Мартин подходит и, заглянув в ноты, хмыкает:

– Я почему-то так и думал, что это будет что-то из Шуберта. Но эта вещь предполагает исполнение в четыре руки. Вы присоединитесь?

– О нет! – энергично протестует Вера. – Я уже почти два года не прикасалась к клавишам, да и с таким маникюром играть стыдно. Самое большее, на что я способна, – это переворачивать вам страницы.

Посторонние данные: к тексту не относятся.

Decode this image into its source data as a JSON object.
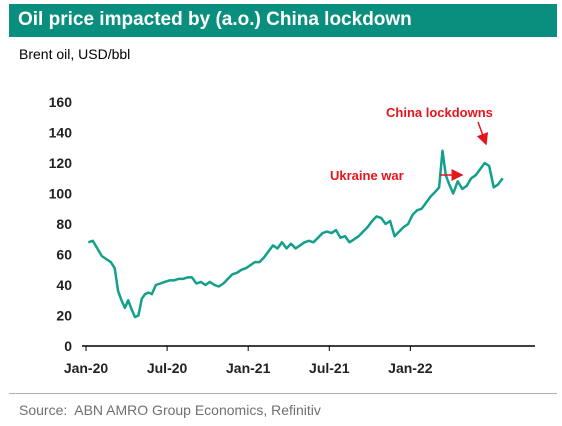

– Что ж, тогда усаживайтесь поудобнее! – Мартин похлопывает по широкому бархатному сиденью слева от себя, открывает крышку и некоторое время внимательно вглядывается в клавир. – Петь я с вашего разрешения не буду. А вы, если почувствуете желание, не сдерживайтесь, пожалуйста!

Вера пристраивается рядом с Мартином. От соприкосновения с его бедром по телу ее разбегаются горячие мурашки. Вера искоса смотрит на Мартина, но тот, похоже, ничего этакого не ощущает. «Видимо, это оттого, что женская материя много тоньше мужской», – нервно шутит она про себя.

Мартин набирает полную грудь воздуха и на выдохе осторожно, как в горячее молоко, окунает кончики пальцев в слоновую кость клавиатуры.

Сперва Вера наблюдает за его руками – он держит кисти плоско и вольно, слегка наклонив к мизинцам, то мягко и нежно поглаживая клавиши, то требовательно теребя их, то снова успокаивающе лаская, – и Вера завидует клавишам. В переворачивании листов нет никакой необходимости, Мартин уверенно играет по памяти, прикрыв глаза, и Вера вдруг спохватывается, что совершенно не слушает музыку, и тоже закрывает глаза и пытается сосредоточиться на звуках. Это дается ей с трудом, ибо Мартин то и дело легко касается локтем ее плеча, отчего у Веры каждый раз прерывается дыхание и электрическая лава тяжело выплескивается из сердца. В один из пассажей, когда левая рука Мартина спускается низко в басы и ненароком задевает грудь Веры, она вдруг обхватывает его шею и жарко шепчет в самое ухо:

– Ты сказал, чтобы я не сдерживалась, если почувствую желание!

Мартин смотрит на нее неясным, отрешенным взглядом и раскрывает губы, чтобы что-то произнести, но Вера стремительно приникает к ним своими так, словно хочет проглотить его ответ…


– Что ты считаешь?

– Твои родинки. Ты ими усеян, как небо звездами. Никогда не видела родинок на ладони. И между пальцами. Кстати, у тебя красивые пальцы.

– А у тебя красивое все.

– Да, я знаю. Можно, я тебя укушу вот сюда?

– Пожалуйста.

– Мм… А сюда?

– Сделай одолжение.

– Вкусно. А сюда?

– Не стоит. Хотя, ладно. Только не увлекайся! Вдруг еще понадобится зачем-нибудь?

– О чем ты думаешь?

– О тебе.

– И что ты обо мне думаешь?

– Ты сама знаешь.

– Что я похотлива и развратна?

– Да. Ай! Нет! Ты – само целомудрие! И у тебя очень острые зубы.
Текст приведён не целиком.